Nadesan Ganesan, PBM (31 October 1932 – 1 July 2015) was a chairman of the Football Association of Singapore. He served as FAS vice-chairman for two years before he was appointed chairman on 31 March 1976, and was a vice-president of the Asian Football Confederation. He stepped down as FAS chairman in 1982. He was a criminal lawyer by trade.

==Early life==
Ganesan was born in Tank Road, Singapore to Tamil parents from Madurai, the youngest of five children. Abandoned by their father, the children were brought up by their mother. After the war, he studied at Victoria School and later at Anglo-Chinese School. He later did his bar exams at Inner Temple, London and received his LLB at the University of London. His mother died whilst he was taking his final exams in London. Upon his return to Singapore he became a successful criminal litigator, deputy public prosecutor and district judge.

He was also an avid reader and supporter of the arts in Singapore and contributed by teaching Literature classes later in life at the National University of Singapore.

==Football career==
Ganesan was responsible for changing the Malaysia Cup venue from the Jalan Besar Stadium to the 55,000 capacity National Stadium. He also revamped the local leagues and their 118 teams into the 30-team National Football League.

Ganesan was also a staunch supporter of coach Choo Seng Quee, whom he brought in as national coach after he became the chairman of the FAS. Choo subsequently led Singapore to a Malaysia Cup title in 1977, twelve years after the team last won the competition.

Ganesan fought for the Pre-World Cup tournament to be held in Singapore's National Stadium in 1977. Singapore finished second in the group but lost to Hong Kong in the play-off final.

The Lion City Cup was founded by Ganesan in 1977 as the first Under-16 tournament in the world. The tournament would serve as inspiration for FIFA to introduce the FIFA U-16 World Championship in 1985.

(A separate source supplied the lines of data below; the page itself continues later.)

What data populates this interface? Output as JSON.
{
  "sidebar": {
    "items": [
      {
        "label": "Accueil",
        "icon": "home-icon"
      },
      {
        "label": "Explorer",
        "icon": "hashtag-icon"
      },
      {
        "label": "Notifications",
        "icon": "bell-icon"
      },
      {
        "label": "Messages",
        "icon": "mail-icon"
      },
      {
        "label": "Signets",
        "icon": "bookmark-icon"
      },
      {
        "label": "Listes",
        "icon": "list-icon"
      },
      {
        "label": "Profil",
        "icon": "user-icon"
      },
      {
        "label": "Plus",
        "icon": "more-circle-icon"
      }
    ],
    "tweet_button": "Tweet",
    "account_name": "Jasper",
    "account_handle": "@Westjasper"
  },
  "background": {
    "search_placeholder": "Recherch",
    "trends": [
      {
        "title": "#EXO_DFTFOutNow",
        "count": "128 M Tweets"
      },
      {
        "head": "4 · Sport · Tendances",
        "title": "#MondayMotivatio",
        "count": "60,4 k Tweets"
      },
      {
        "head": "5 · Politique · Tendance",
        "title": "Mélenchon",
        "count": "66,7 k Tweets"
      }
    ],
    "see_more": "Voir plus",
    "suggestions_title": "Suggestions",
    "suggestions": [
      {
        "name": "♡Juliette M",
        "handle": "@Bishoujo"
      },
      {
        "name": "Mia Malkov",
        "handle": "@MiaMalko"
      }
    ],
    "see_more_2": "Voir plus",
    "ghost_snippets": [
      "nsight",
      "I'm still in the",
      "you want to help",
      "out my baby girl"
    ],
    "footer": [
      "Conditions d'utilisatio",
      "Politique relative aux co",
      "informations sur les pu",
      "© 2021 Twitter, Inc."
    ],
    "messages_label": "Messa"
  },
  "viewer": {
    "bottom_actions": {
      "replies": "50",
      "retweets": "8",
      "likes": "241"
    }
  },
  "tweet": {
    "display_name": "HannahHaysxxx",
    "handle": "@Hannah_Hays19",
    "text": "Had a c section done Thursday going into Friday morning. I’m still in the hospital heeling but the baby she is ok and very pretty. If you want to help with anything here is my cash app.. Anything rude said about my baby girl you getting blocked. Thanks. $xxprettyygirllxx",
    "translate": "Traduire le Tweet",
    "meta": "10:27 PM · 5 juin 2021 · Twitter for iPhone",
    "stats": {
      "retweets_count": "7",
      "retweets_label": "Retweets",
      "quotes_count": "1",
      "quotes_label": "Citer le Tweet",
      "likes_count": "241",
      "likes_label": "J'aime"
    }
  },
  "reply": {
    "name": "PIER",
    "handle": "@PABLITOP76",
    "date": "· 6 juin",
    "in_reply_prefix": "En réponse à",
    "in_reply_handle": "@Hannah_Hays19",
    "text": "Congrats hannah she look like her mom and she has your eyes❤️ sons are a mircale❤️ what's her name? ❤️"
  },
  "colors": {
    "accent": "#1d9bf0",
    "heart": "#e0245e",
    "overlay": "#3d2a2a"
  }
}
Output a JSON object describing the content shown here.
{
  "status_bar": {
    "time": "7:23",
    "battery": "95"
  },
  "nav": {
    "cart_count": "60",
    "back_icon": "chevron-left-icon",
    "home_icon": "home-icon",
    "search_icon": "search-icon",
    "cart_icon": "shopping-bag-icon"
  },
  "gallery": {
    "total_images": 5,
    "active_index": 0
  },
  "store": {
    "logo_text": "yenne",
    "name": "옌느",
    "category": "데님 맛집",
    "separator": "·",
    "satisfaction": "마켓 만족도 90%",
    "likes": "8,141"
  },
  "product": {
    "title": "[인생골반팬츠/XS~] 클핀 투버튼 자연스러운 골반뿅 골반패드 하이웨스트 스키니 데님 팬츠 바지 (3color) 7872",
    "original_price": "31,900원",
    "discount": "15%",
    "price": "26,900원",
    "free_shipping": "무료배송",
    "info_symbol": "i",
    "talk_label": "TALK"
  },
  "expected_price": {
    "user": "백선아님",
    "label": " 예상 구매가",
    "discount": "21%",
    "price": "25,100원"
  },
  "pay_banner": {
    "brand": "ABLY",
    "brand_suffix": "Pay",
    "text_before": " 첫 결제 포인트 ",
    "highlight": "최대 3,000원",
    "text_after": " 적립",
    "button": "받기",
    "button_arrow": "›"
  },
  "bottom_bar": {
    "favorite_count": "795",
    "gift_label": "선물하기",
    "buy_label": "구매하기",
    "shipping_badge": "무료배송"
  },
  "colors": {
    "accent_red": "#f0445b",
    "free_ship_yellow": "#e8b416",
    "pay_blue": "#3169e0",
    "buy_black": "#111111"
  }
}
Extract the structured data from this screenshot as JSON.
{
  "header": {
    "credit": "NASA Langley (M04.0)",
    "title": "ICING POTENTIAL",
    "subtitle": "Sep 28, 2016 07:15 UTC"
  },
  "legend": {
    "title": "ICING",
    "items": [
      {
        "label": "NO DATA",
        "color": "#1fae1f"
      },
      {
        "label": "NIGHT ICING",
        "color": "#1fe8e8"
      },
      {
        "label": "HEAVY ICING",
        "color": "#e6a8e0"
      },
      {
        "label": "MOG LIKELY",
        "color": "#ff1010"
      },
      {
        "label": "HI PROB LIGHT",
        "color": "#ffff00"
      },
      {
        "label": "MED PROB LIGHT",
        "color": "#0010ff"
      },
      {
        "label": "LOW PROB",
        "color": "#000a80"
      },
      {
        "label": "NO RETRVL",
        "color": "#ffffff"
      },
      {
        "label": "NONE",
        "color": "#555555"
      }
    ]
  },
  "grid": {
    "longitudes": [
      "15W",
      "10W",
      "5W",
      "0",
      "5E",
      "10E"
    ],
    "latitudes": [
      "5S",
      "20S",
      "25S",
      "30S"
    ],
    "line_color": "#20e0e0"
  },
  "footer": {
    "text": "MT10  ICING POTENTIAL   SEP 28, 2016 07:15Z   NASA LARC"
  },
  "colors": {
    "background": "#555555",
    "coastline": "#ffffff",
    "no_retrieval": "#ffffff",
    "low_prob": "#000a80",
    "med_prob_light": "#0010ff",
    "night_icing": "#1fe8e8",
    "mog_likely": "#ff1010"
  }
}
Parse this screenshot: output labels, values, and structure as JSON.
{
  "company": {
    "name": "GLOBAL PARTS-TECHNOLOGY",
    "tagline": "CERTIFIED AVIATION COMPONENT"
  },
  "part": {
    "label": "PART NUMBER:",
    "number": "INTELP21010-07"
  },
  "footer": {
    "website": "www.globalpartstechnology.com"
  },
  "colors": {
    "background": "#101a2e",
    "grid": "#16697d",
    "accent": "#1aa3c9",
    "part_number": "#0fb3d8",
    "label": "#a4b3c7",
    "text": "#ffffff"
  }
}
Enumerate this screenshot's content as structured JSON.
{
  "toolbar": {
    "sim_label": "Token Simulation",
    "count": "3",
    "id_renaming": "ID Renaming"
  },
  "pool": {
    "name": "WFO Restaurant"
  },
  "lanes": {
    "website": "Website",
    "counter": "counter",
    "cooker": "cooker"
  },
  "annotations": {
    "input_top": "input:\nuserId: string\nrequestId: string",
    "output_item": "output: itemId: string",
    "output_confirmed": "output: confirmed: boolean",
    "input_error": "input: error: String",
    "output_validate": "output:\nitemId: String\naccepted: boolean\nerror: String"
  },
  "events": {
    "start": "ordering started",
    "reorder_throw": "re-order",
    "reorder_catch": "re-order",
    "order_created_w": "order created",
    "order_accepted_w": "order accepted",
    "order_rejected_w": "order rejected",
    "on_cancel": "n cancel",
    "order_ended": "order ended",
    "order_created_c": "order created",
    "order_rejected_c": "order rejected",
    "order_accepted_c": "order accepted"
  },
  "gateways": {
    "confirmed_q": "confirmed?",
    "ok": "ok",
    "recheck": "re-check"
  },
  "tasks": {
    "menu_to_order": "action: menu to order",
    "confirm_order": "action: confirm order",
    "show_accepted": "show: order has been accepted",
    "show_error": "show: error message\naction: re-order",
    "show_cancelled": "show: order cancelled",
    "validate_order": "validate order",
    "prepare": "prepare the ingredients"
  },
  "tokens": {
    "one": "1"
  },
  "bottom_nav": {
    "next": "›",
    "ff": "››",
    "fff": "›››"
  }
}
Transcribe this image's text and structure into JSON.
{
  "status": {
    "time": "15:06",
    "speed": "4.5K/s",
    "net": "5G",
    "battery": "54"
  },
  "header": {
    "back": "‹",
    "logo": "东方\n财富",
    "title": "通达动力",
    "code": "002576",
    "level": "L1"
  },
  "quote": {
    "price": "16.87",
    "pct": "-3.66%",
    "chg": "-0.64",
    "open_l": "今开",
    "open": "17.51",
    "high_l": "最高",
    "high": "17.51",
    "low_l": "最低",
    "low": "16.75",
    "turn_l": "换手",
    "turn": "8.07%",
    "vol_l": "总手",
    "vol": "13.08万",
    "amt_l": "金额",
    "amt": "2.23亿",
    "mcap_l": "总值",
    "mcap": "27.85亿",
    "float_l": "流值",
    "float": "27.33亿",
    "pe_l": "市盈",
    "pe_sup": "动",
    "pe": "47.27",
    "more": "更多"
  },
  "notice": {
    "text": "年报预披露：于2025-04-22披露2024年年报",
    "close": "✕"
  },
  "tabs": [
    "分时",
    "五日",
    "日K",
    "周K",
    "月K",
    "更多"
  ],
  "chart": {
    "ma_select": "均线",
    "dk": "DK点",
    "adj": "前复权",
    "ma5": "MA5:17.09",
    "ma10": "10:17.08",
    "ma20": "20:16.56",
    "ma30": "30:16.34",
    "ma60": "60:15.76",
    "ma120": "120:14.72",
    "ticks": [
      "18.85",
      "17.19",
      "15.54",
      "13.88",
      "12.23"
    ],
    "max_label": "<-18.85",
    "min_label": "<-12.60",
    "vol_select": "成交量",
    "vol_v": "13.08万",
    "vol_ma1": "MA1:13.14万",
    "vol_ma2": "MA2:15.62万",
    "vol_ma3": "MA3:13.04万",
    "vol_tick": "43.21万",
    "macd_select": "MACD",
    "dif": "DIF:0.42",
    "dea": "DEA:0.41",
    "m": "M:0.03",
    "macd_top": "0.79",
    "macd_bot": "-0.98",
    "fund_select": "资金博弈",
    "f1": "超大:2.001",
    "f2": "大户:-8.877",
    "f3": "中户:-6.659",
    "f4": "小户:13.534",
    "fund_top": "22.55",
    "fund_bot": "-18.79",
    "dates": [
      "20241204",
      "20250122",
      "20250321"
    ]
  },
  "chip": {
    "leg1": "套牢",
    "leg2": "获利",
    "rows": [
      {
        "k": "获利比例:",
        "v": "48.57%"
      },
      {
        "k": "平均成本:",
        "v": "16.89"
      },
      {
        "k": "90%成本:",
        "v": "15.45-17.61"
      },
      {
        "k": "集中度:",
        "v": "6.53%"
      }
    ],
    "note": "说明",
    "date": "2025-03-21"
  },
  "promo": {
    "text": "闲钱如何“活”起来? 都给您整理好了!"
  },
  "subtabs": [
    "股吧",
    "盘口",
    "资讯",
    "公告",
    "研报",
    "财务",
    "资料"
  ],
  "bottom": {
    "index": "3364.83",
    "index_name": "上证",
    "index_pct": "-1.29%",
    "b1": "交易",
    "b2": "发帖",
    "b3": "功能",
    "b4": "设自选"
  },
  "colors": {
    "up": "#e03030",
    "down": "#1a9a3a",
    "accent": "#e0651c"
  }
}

Ganesan was awarded the Pingat Bakti Masyarakat medal in 1978 for his services to Singapore football.

== Personal life ==
Ganesan's niece, Madhavi Krishnan is famed classical Bharatanatyam dancer and ex-Indian film actress and the first female recipient of Singapore's Cultural Medallion in 1979.

Ganesan was divorced twice.

Ganesan suffered a stroke in 2011 and moved to a nursing home where he stayed until his death on 1 July 2015 aged 82.